Конрад скоропостижно скончался от сердечного приступа 3 августа 1924 года в Освалдз-хаус. В момент смерти он находился один в комнате, но Джесси, сама прикованная к постели, услышала из-за стены его последние слова: «Вот… ты» («Неге… you»). 7 августа Конрад, хотя и утратил веру, был, по неожиданному настоянию Джесси, отпет по католическому обряду и похоронен на кладбище в Кентербери. На его могильном камне выбиты слова из поэмы «Королева фей» Э. Спенсера, ранее ставшие эпиграфом «Бродяги»: «Sleep after toyle, port after stormie seas, | Ease after warre, death after life, does greatly please» (1.9. 40) («Сон после тягот дня, гавань после бурного моря, | Покой после битв, смерть после жизни — сколь желанны они»).
Хотя поздшіе романы Конрада не принесли ему творческого удовлетворения, в них, несмотря на слабости, все равно содержалось нечто, что интриговало и читателей, и литераторов нового поколения. Сюжет и место действия «Бродяги» обыграны в двух романах Э. Хемингуэя («И восходит солнце», «По ком звонит колокол»). В. Вулф особо ценила талант Конрада давать свои образы «вспышками» и высоко ставила «Тайфун», «Негра с “Нарцисса”», «Юность». Правда, это не мешало ей еще при чтении «Ностромо» ощутить «внушающую удушье избыточность» (эссе в литературном приложении к «Таймс» от 27 июля 1917 г.) а в заключительных конрадовских вещах найти в 1925 году «помпезность и монотонность» (Woolf 1938: 223).
Впрочем, и знаменитые современники, безусловно расположенные к дару Конрада, находили у него уязвимые места. Так, Г. Джеймс полагал, что последними конрадовскими достижениями стали «Ностромо» и «Тайный агент» (письмо Э. Уортон, февраль 1914 г.). А. Беннетт предпочитал Конрада Р. Киплингу (письмо Г. Уэллсу от 2 декабря 1897 г.), восхищался «Ностромо» («наиболее совершенный роман нашего поколения»), но критиковал «Тайного агента» за «легковесность», несбалансированность основного сюжета и вставных новелл, в частности, отъезда матери Уинни в дом престарелых (см.: Critical Heritage 1973: 161, 190). Р. Киплинга при чтении конрадовских произведений не покидало ощущение, что он держит в руках «прекрасные переводы на английский язык иностранного автора» (цит. по: Meyers 1991: 209). Г. Уэллс, намеренно дистанцируясь от любых проявлений «искусства для искусства», находил романы Конрада «пересушенными». По идейным причинам не принимал Конрада за «пессимизм» Д. Г. Лоренс (см., напр.: Lawrence Letters 1979–2001/1: 465), подверг критике за неуловимость истины в его произведениях Э. М. Форстер (в очерке «Джозеф Конрад: Заметка», 1920).
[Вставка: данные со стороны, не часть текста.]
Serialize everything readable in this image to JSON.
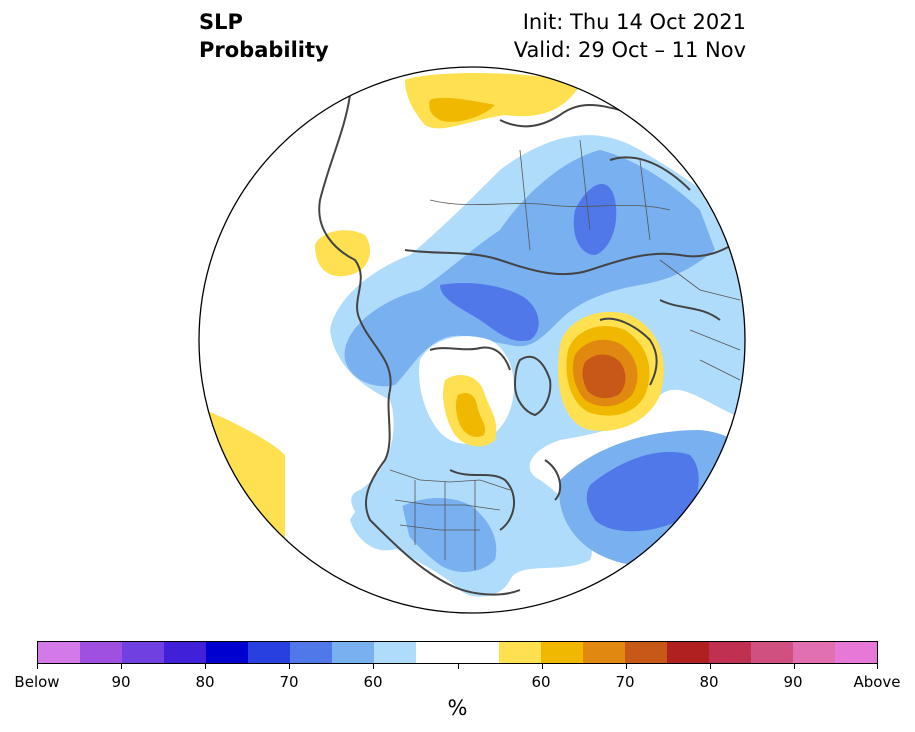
{
  "title": {
    "left_line1": "SLP",
    "left_line2": "Probability",
    "right_line1": "Init: Thu 14 Oct 2021",
    "right_line2": "Valid: 29 Oct – 11 Nov"
  },
  "colorbar": {
    "colors": [
      "#d47ae8",
      "#a050e0",
      "#7040e0",
      "#4020d8",
      "#0000d0",
      "#2840e0",
      "#5078e8",
      "#78b0f0",
      "#b0dcfc",
      "#ffffff",
      "#ffffff",
      "#ffe050",
      "#f0b800",
      "#e08810",
      "#c85818",
      "#b02020",
      "#c03050",
      "#d05080",
      "#e070b0",
      "#e878d8"
    ],
    "labels": [
      "Below",
      "90",
      "80",
      "70",
      "60",
      "60",
      "70",
      "80",
      "90",
      "Above"
    ],
    "unit": "%"
  },
  "map": {
    "fills": {
      "below_lightest": "#b0dcfc",
      "below_light": "#78b0f0",
      "below_mid": "#5078e8",
      "above_light": "#ffe050",
      "above_mid": "#f0b800",
      "above_strong": "#e08810",
      "above_stronger": "#c85818"
    }
  }
}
Если говорить об англо-американских критиках и литературоведах, то оценка ими Конрада проделала значительную эволюцию. В начале XX века Конрад, хотя и получил репутацию «писателя для писателей» (Дж. Гиссинг, к примеру, признал его в 1902 г. самым сильным автором, пишущим по-английски), все же находился, при всей своей исключительности, в тени более знаменитых эдуардианцев. К концу же столетия он был безоговорочно превращен в культовую фигуру английской литературы XX века и в этом качестве соперничает за право первенства в ней с Дж. Джойсом, а также Д. Г. Лоренсом. Помимо интерпретации конкретных произведений (прежде всего «Сердца тьмы», «Лорда Джима», «Ностромо»), изучения автобиографических источников конрадовских сочинений[308]
, попытки зафиксировать место Конрада на карте современной английской литературы[309] и раскрытия параметров его «неоромантизма»[310], историков литературы конечно же интересовали и романы, предлагаемые читателям в этом томе (см., напр.: Watt 1973; Conrad 2002). И интересовали, в отличие от российских специалистов, настолько, что один из авторов Кембриджского справочника к Конраду (см.: Companion 1996, нов. изд. — 2006) на основе проделанной несколькими поколениями конрадоведов работы счел возможным признать, что «Тайный агент» — самое совершенное достижение британского писателя в искусстве прозы.Попробуем разобрать логику подобной оценки. Роман «Тайный агент: Простая история» одновременно прост и непрост для понимания. Точнее, как и «Ностромо», этот роман демонстрирует благодаря мастерству Конрада свои символические возможности. Они опираются на несколько уровней сюжета.